My worst moment was probably the first time I walked into a class at the Callan school in Madrid, and my first class, a bunch of student translators, asked their first questions: " When do you use the future perfect continuous?" I ran into the loo clutching my copy of Thompson and Martinet and cried! About thirty years later, looking at analysis of the British National Corpus, I found the correct answer to the question: "We almost never use the future perfect continuous. There is only one exampe of it in the Corpus - it is probably the least useful tense in the world. Forget about it."
My reaction, by the way, was not to say that grammar doesn't matter. Of course it bloody matters, and teachers who don't know anything about it are about as useful as driving instructors who don't know about the internal combustion engine. I've been interested in grammar, and grammar research, ever since.
My best moment in the classroom was probably when I was working at the European Business School in London, where I had the class with the lowest level of English. I decided not to bother with grammar and vocabulary, but to concentrate on getting them to write essays and make presentations in a way that fitted in to British Academic culture (an early form of EAP). I used a range of unorthodox methods, from booting out all the French who sat at the back and chewed gum, to telling the Germans to shut up and write the essay the way I told them to write the essay. I gave lectures, I tore up their essays, and I also swore a lot in several languages.

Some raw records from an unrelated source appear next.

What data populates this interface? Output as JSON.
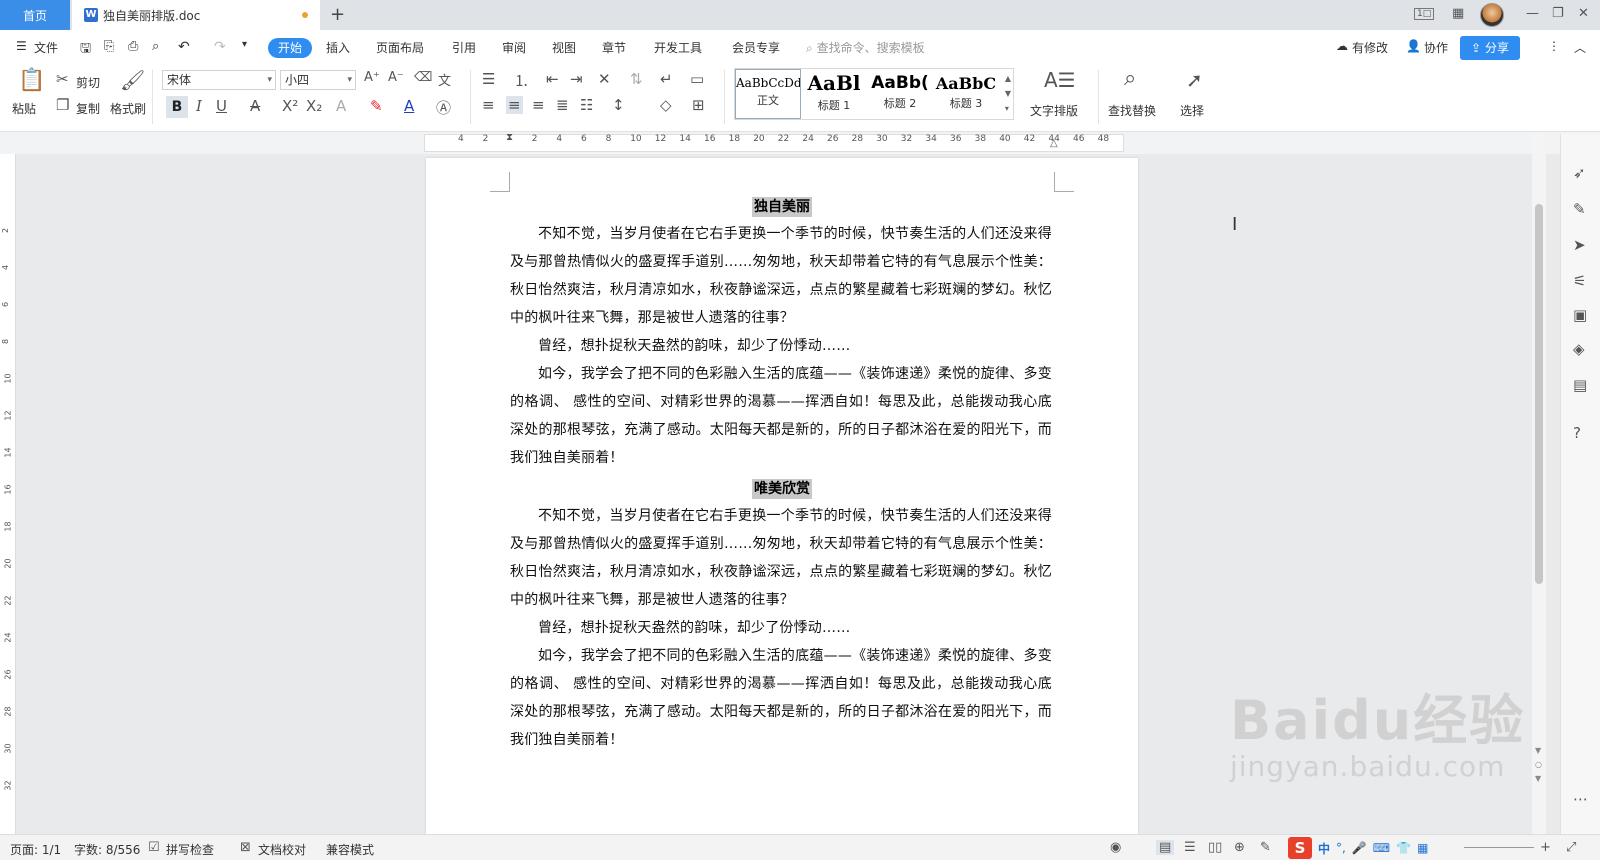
{
  "titlebar": {
    "home_tab": "首页",
    "doc_tab": "独自美丽排版.doc",
    "new_tab": "+",
    "layout_badge": "1□"
  },
  "menubar": {
    "file": "文件",
    "tabs": [
      "开始",
      "插入",
      "页面布局",
      "引用",
      "审阅",
      "视图",
      "章节",
      "开发工具",
      "会员专享"
    ],
    "search_placeholder": "查找命令、搜索模板",
    "has_changes": "有修改",
    "collab": "协作",
    "share": "分享"
  },
  "ribbon": {
    "paste": "粘贴",
    "cut": "剪切",
    "copy": "复制",
    "format_painter": "格式刷",
    "font_name": "宋体",
    "font_size": "小四",
    "styles": [
      {
        "sample": "AaBbCcDd",
        "name": "正文"
      },
      {
        "sample": "AaBl",
        "name": "标题 1"
      },
      {
        "sample": "AaBb(",
        "name": "标题 2"
      },
      {
        "sample": "AaBbC",
        "name": "标题 3"
      }
    ],
    "text_layout": "文字排版",
    "find_replace": "查找替换",
    "select": "选择"
  },
  "ruler": {
    "ticks": [
      "4",
      "2",
      "",
      "2",
      "4",
      "6",
      "8",
      "10",
      "12",
      "14",
      "16",
      "18",
      "20",
      "22",
      "24",
      "26",
      "28",
      "30",
      "32",
      "34",
      "36",
      "38",
      "40",
      "42",
      "44",
      "46",
      "48"
    ]
  },
  "vruler": {
    "ticks": [
      "2",
      "4",
      "6",
      "8",
      "10",
      "12",
      "14",
      "16",
      "18",
      "20",
      "22",
      "24",
      "26",
      "28",
      "30",
      "32"
    ]
  },
  "document": {
    "sections": [
      {
        "heading": "独自美丽",
        "paragraphs": [
          "不知不觉，当岁月使者在它右手更换一个季节的时候，快节奏生活的人们还没来得及与那曾热情似火的盛夏挥手道别……匆匆地，秋天却带着它特的有气息展示个性美：秋日怡然爽洁，秋月清凉如水，秋夜静谧深远，点点的繁星藏着七彩斑斓的梦幻。秋忆中的枫叶往来飞舞，那是被世人遗落的往事？",
          "曾经，想扑捉秋天盎然的韵味，却少了份悸动……",
          "如今，我学会了把不同的色彩融入生活的底蕴——《装饰速递》柔悦的旋律、多变的格调、  感性的空间、对精彩世界的渴慕——挥洒自如！每思及此，总能拨动我心底深处的那根琴弦，充满了感动。太阳每天都是新的，所的日子都沐浴在爱的阳光下，而我们独自美丽着！"
        ]
      },
      {
        "heading": "唯美欣赏",
        "paragraphs": [
          "不知不觉，当岁月使者在它右手更换一个季节的时候，快节奏生活的人们还没来得及与那曾热情似火的盛夏挥手道别……匆匆地，秋天却带着它特的有气息展示个性美：秋日怡然爽洁，秋月清凉如水，秋夜静谧深远，点点的繁星藏着七彩斑斓的梦幻。秋忆中的枫叶往来飞舞，那是被世人遗落的往事？",
          "曾经，想扑捉秋天盎然的韵味，却少了份悸动……",
          "如今，我学会了把不同的色彩融入生活的底蕴——《装饰速递》柔悦的旋律、多变的格调、  感性的空间、对精彩世界的渴慕——挥洒自如！每思及此，总能拨动我心底深处的那根琴弦，充满了感动。太阳每天都是新的，所的日子都沐浴在爱的阳光下，而我们独自美丽着！"
        ]
      }
    ]
  },
  "statusbar": {
    "page": "页面: 1/1",
    "word_count": "字数: 8/556",
    "spell_check": "拼写检查",
    "doc_proof": "文档校对",
    "compat_mode": "兼容模式",
    "ime_lang": "中"
  },
  "watermark": {
    "brand": "Baidu经验",
    "url": "jingyan.baidu.com"
  },
  "colors": {
    "accent": "#2f8cf0",
    "home_tab": "#3b8ee8",
    "heading_highlight": "#c8c8c8",
    "ime": "#e8402b"
  }
}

I have never been a fan of the "being your own best teacher and making your students own the learning process" bollocks - just do whatever works best (short of downright cheating) to get the results, that's what I say. If you don't believe me - visit Holland. The teachers would make Mario Rinvolucri die of shame, and the whole population speaks English!
It worked at the European Business School. When the exam results came out, my lot still came bottom in English, but they were top in every other subject! My students, a bunch of linguistically challenged Germans and bolshy French kids, were ecstatic. When, shortly afterwards, I was involved in buying the Gazette, they did all the business calculations for us before the sale, and about three of them came and worked for us for free for a few months.

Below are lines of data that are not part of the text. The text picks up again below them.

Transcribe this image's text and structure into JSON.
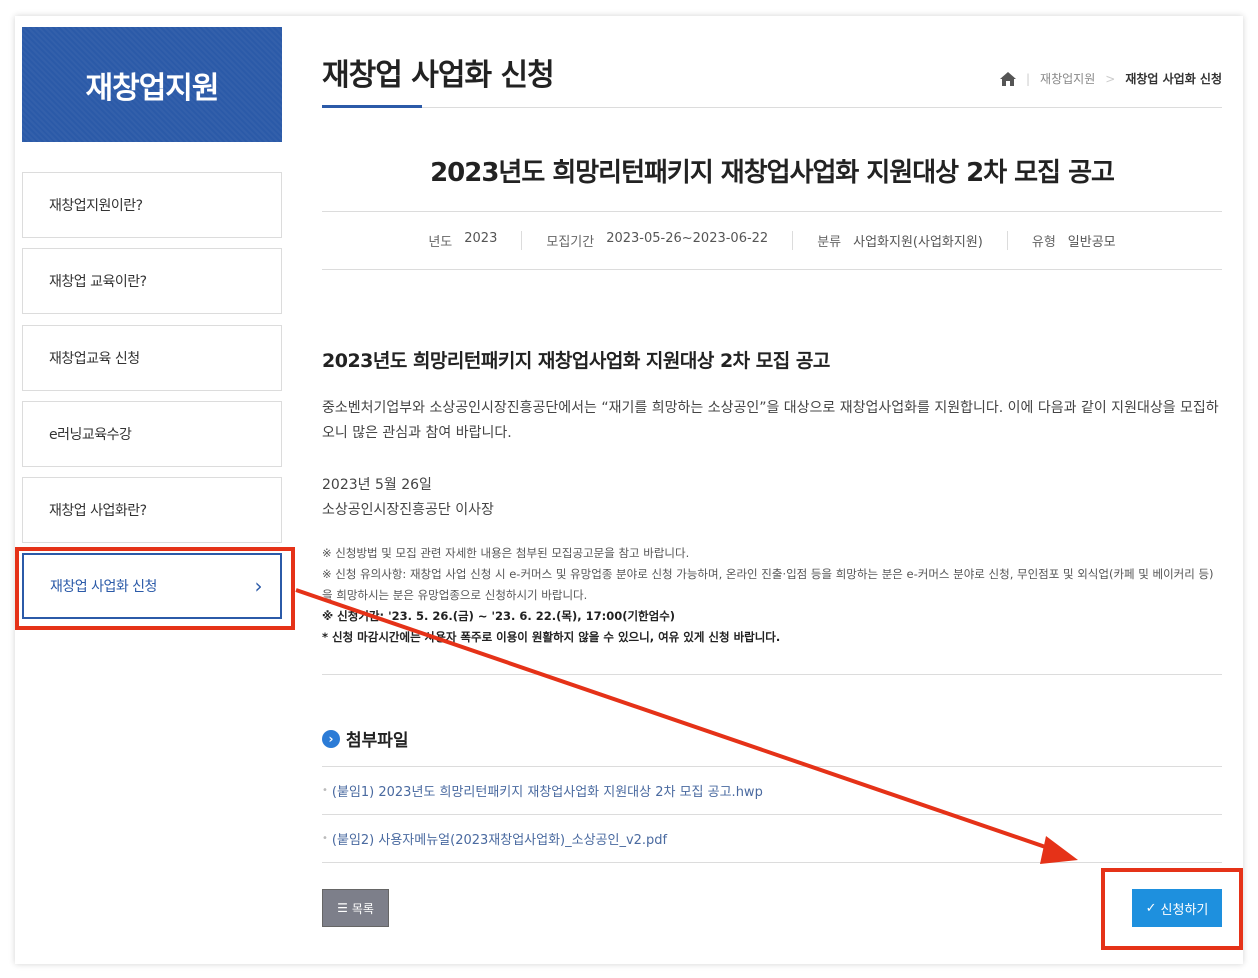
{
  "sidebar": {
    "title": "재창업지원",
    "items": [
      {
        "label": "재창업지원이란?"
      },
      {
        "label": "재창업 교육이란?"
      },
      {
        "label": "재창업교육 신청"
      },
      {
        "label": "e러닝교육수강"
      },
      {
        "label": "재창업 사업화란?"
      },
      {
        "label": "재창업 사업화 신청"
      }
    ]
  },
  "header": {
    "title": "재창업 사업화 신청",
    "breadcrumb": [
      "재창업지원",
      "재창업 사업화 신청"
    ]
  },
  "notice": {
    "title": "2023년도 희망리턴패키지 재창업사업화 지원대상 2차 모집 공고",
    "meta": [
      {
        "label": "년도",
        "value": "2023"
      },
      {
        "label": "모집기간",
        "value": "2023-05-26~2023-06-22"
      },
      {
        "label": "분류",
        "value": "사업화지원(사업화지원)"
      },
      {
        "label": "유형",
        "value": "일반공모"
      }
    ],
    "body_title": "2023년도 희망리턴패키지 재창업사업화 지원대상 2차 모집 공고",
    "body_paragraph": "중소벤처기업부와 소상공인시장진흥공단에서는 “재기를 희망하는 소상공인”을 대상으로 재창업사업화를 지원합니다. 이에 다음과 같이 지원대상을 모집하오니 많은 관심과 참여 바랍니다.",
    "date": "2023년 5월 26일",
    "issuer": "소상공인시장진흥공단 이사장",
    "notes": [
      "※ 신청방법 및 모집 관련 자세한 내용은 첨부된 모집공고문을 참고 바랍니다.",
      "※ 신청 유의사항: 재창업 사업 신청 시 e-커머스 및 유망업종 분야로 신청 가능하며, 온라인 진출·입점 등을 희망하는 분은 e-커머스 분야로 신청, 무인점포 및 외식업(카페 및 베이커리 등)을 희망하시는 분은 유망업종으로 신청하시기 바랍니다.",
      "※  신청기간: '23. 5. 26.(금) ~ '23. 6. 22.(목), 17:00(기한엄수)",
      "* 신청 마감시간에는 사용자 폭주로 이용이 원활하지 않을 수 있으니, 여유 있게 신청 바랍니다."
    ]
  },
  "attachments": {
    "heading": "첨부파일",
    "files": [
      "(붙임1) 2023년도 희망리턴패키지 재창업사업화 지원대상 2차 모집 공고.hwp",
      "(붙임2) 사용자메뉴얼(2023재창업사업화)_소상공인_v2.pdf"
    ]
  },
  "buttons": {
    "list": "목록",
    "apply": "신청하기"
  },
  "colors": {
    "brand": "#2b5aa8",
    "apply": "#1e90de",
    "highlight": "#e53218"
  }
}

6. If you could change one thing in UK Tefl, what would it be?
Why UK EFL? Most of the world treats native speaker teacher graduates like cannon fodder - though, I do have to say, some of the London schools seem to take the biscuit. Outside their own countries, non-native speakers fare even worse. And before you sneer, Sandy, [can you see me sneering, Melanie?] I should say that the best teachers I have ever seen in action were Polish.
If I could change one thing about UK EFL, it would be the stupid British Council decision to leave out teachers' terms and conditions from the things they inspect in the accreditation scheme. This is not only because I think it is immoral - more importantly, I think that it is simply fatuous to say that you can guarantee quality when you have teachers at accredited schools teaching 45 hours a week. Worse still are the summer schools, with teachers working 60 hours a week - before preparation and marking - particularly when they are supposed to be looking after a bunch of kids and teenagers. They're too tired to stand up - it's a catastrophe waiting to happen.
Well, thanks a million, Melanie. And I sincerely hope you get over the shame of appearing in this blog soon!